Opposition Leader Peter Cumming said Labor supported the protection order but the council brought the need for it upon itself.
"It's the usual last-minute panic because they didn't do a comprehensive audit of the city, and if resources had been put there originally, this sort of application wouldn't be necessary," he said.
Nothing, however, was done to protect the Broadway, which after a previous fire was left in a semi-derelict state.
There was no requirement for the owner to renovate it. An application to develop it by building apartment towers over it was rejected by the council, but nothing else was done.
Kathy Davis, who sits on the Queensland Heritage Council, posted on Facebook that the security gates on the site had been left open.
"I reported the open gates twice on consecutive Fridays to the Government and the police. I tried my best to save this grand old building but it was not enough," she wrote.
Member for South Brisbane Jackie Trad has called for any redevelopment of the site to include restoring the hotel to its original form.
The State Government and the council should be in the business of preserving our architectural history, not replicating it after it has been destroyed.
I spoke last week to a New Farm resident, whose house backs on to a vacant block of land.
It's vacant because the Brisbane City Council declared the pre-1946 house that stood there to be unlivable and gave permission for it to be demolished.

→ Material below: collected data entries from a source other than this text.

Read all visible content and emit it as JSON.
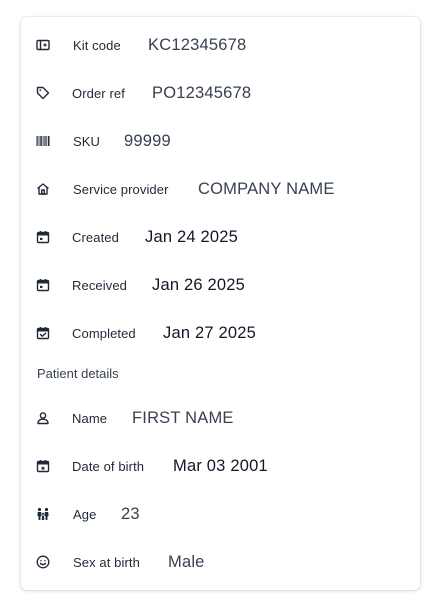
{
  "details": {
    "kit_code": {
      "icon": "kit-icon",
      "label": "Kit code",
      "value": "KC12345678"
    },
    "order_ref": {
      "icon": "tag-icon",
      "label": "Order ref",
      "value": "PO12345678"
    },
    "sku": {
      "icon": "barcode-icon",
      "label": "SKU",
      "value": "99999"
    },
    "service_provider": {
      "icon": "home-icon",
      "label": "Service provider",
      "value": "COMPANY NAME"
    },
    "created": {
      "icon": "calendar-icon",
      "label": "Created",
      "value": "Jan 24 2025"
    },
    "received": {
      "icon": "calendar-icon",
      "label": "Received",
      "value": "Jan 26 2025"
    },
    "completed": {
      "icon": "calendar-check-icon",
      "label": "Completed",
      "value": "Jan 27 2025"
    }
  },
  "patient": {
    "section_title": "Patient details",
    "name": {
      "icon": "user-icon",
      "label": "Name",
      "value": "FIRST NAME"
    },
    "dob": {
      "icon": "calendar-star-icon",
      "label": "Date of birth",
      "value": "Mar 03 2001"
    },
    "age": {
      "icon": "people-icon",
      "label": "Age",
      "value": "23"
    },
    "sex": {
      "icon": "smiley-icon",
      "label": "Sex at birth",
      "value": "Male"
    }
  },
  "colors": {
    "label": "#1f2937",
    "value_dark": "#111827",
    "value_light": "#374151",
    "icon": "#1f2937"
  }
}
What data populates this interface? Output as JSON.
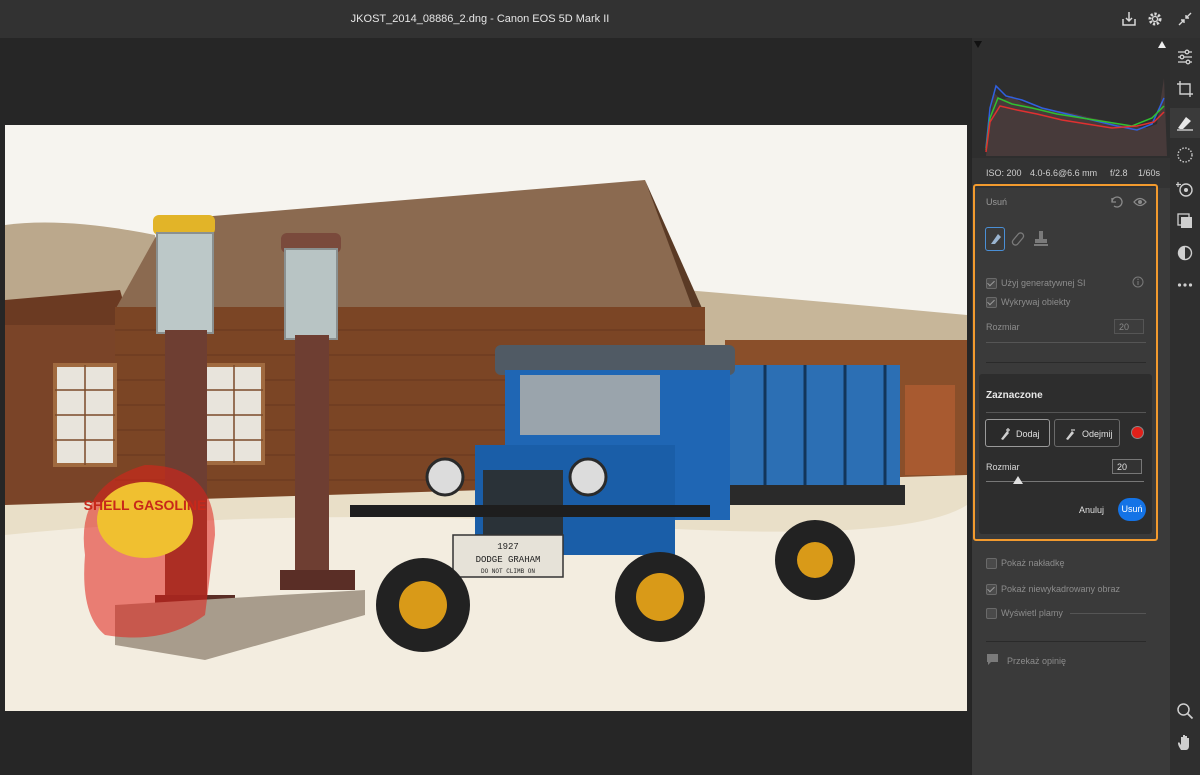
{
  "window": {
    "title": "JKOST_2014_08886_2.dng  -  Canon EOS 5D Mark II"
  },
  "exif": {
    "iso": "ISO: 200",
    "lens": "4.0-6.6@6.6 mm",
    "aperture": "f/2.8",
    "shutter": "1/60s"
  },
  "remove": {
    "title": "Usuń",
    "use_genai": "Użyj generatywnej SI",
    "detect_objects": "Wykrywaj obiekty",
    "size_label": "Rozmiar",
    "size_value": "20"
  },
  "selected": {
    "title": "Zaznaczone",
    "add": "Dodaj",
    "subtract": "Odejmij",
    "size_label": "Rozmiar",
    "size_value": "20",
    "size_level": 0.2,
    "cancel": "Anuluj",
    "apply": "Usuń",
    "overlay_color": "#e0201a"
  },
  "options": {
    "show_overlay": "Pokaż nakładkę",
    "show_uncropped": "Pokaż niewykadrowany obraz",
    "show_spots": "Wyświetl plamy",
    "feedback": "Przekaż opinię"
  },
  "photo": {
    "pump_sign": "SHELL GASOLINE",
    "plate_line1": "1927",
    "plate_line2": "DODGE GRAHAM",
    "plate_line3": "DO NOT CLIMB ON"
  },
  "colors": {
    "accent": "#f29a2e",
    "primary": "#1473e6",
    "brush_color": "#e0201a"
  }
}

The new owner of the block has submitted a development application to the council to build an ultra-modern home that will effectively be four storeys high and 2m higher than that allowed by the City Plan.

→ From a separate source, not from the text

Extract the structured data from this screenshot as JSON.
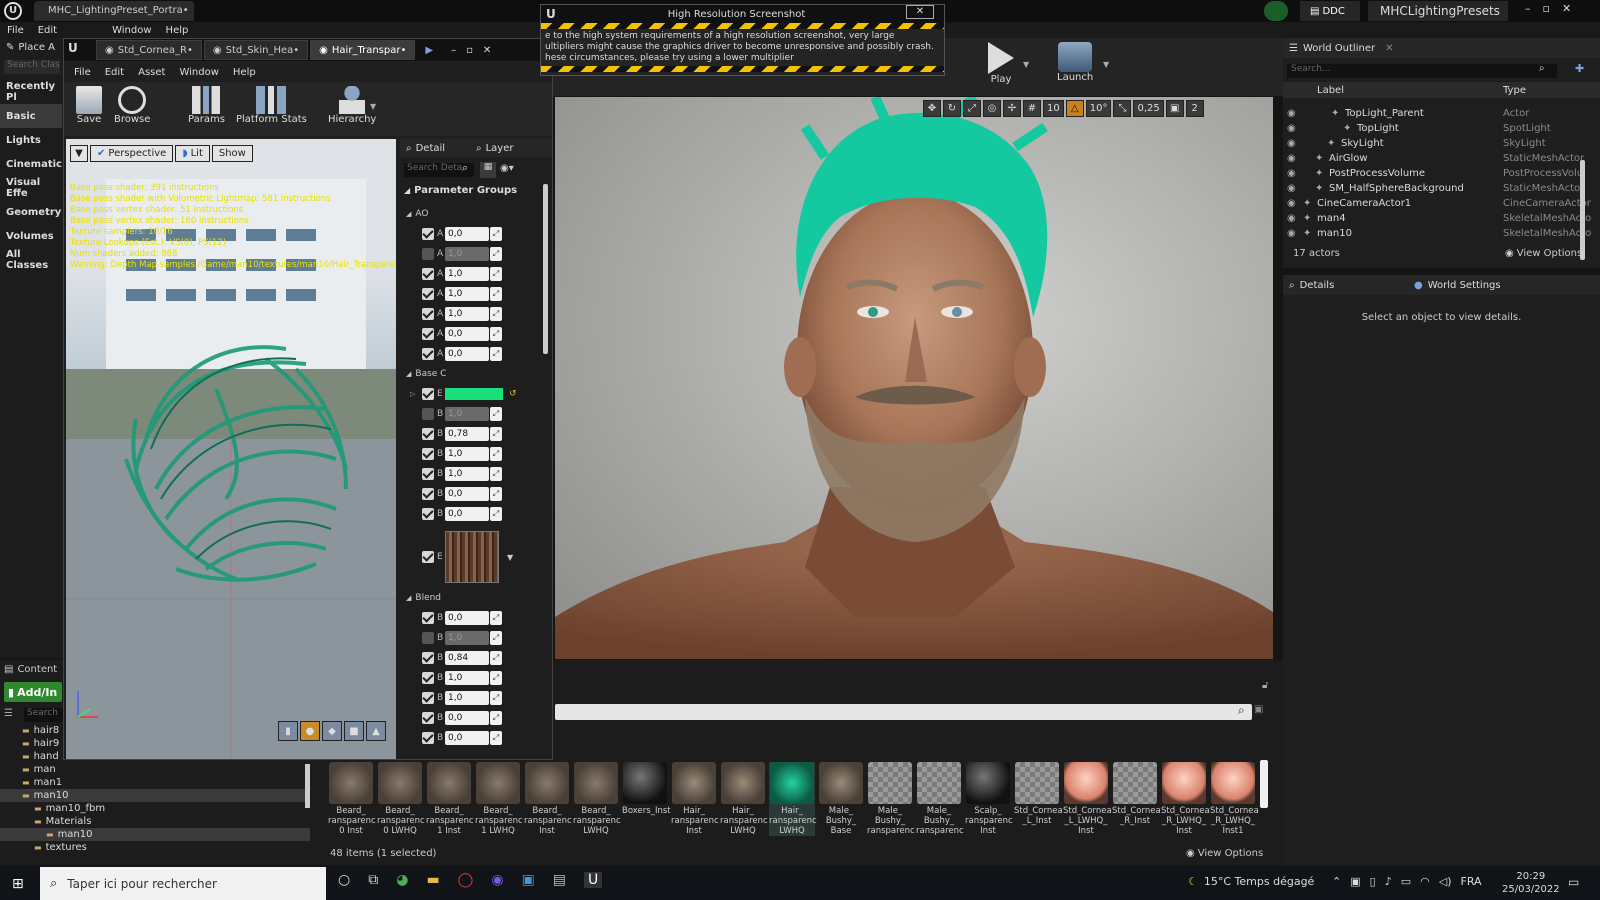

It will be totally out of character with the suburb's architectural heritage, but similar to so many others in this neighbourhood and others that people have been allowed to build.
It's called the Salami Effect. Council brings in building regulations and restrictions, and then relaxes them ever so slightly.
The next person comes along and says: "You allowed that and I only want to build slightly higher and larger." The council says OK.
Then the next person comes along and says: "You allowed that and I only want to go slightly higher," and on it goes.
You keep slicing away until one day, you wake up and there is no salami left. The city's heritage is being sliced away. When are people going to say enough is enough?